The lawsuit also invokes two further guarantees that protect economic liberty. Article I, Section 3—the Equal Rights Clause—forbids the government from handing out exclusive privileges to a favored few, yet that is precisely what the city has done by reserving the entire market for one company. And Article I, Section 19—the Law of the Land Clause—protects the right to pursue an honest living free from unreasonable government interference. A monopoly that bears no rational connection to any legitimate public purpose, that is so burdensome as to be oppressive, or whose real-world effect is nothing more than imposing costs on private competitors in the name of bald economic protectionism cannot survive under that provision.
Josh is not asking for special treatment. He is asking for the chance to compete in his own town on the same terms as his competitors. By vindicating his rights, this case aims to confirm a basic principle: collecting construction debris in a rented container on private property is a private service the government cannot monopolize.
Dumpster Monopolies are a Problem Across Texas
Waxahachie’s dumpster monopoly is not an isolated quirk of one city. It is part of a pattern spreading across Texas. Cities throughout the state have signed exclusive franchise agreements with big national waste haulers, and increasingly those deals reach beyond routine residential trash routes to fence competitors out of even temporary construction dumpsters. Josh has felt the consequences firsthand: he and other entrepreneurs like him have been cited, had their customers cited, and even had their dumpsters impounded. Each of these arrangements does the same thing Waxahachie’s does—it uses government power to lock independent operators out of a private market and reserve it for a politically connected few. A ruling that Waxahachie’s monopoly violates the Texas Constitution would reach far beyond one city, vindicating the right of entrepreneurs across the state to compete on equal terms.
The Litigation Team
Joshua Roman and American AF Dumpster Rentals are represented by IJ Attorney Daniel Woislaw and IJ Managing Attorney Arif Panju.
The Institute for Justice
This is not the first time IJ has gone to court to stop the government from rigging a market for the politically connected or for placing unreasonable barriers in the way of everyday Americans. In Patel v. Texas Department of Licensing and Regulation, IJ convinced the Texas Supreme Court that the right to earn an honest living is a real and enforceable right under the Texas Constitution, striking down an overly burdensome licensing scheme aimed at eyebrow threaders. And in St. Joseph Abbey v. Castille, IJ won a ruling from the Fifth Circuit—the federal court covering Texas—that naked economic protectionism is not a legitimate use of government power, freeing a group of Louisiana monks to sell their simple wooden caskets in a market the state had previously reserved only for licensed funeral directors.

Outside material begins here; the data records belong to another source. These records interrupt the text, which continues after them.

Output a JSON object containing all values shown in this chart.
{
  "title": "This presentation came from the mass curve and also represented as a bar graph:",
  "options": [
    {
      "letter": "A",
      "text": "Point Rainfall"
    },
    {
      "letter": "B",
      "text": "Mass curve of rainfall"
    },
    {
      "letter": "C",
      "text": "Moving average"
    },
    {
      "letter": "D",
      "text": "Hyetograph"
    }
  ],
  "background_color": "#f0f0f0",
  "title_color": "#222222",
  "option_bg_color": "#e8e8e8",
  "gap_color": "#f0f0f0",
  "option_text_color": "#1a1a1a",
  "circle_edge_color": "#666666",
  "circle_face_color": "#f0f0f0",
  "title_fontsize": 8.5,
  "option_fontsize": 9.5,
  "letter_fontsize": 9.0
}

IJ has repeatedly dismantled “competitor’s veto” laws that let established businesses block newcomers, including the certificate-of-necessity regime it helped strike down on behalf of limousine drivers in Las Vegas, Nevada. Like the threaders, monks, and limo drivers, Josh Roman asks for nothing more than the right to compete. And like it was for those others, the constitution is on his side.
This case continues that work in Texas on behalf of a small-business owner the government has tried to lock out of his own market.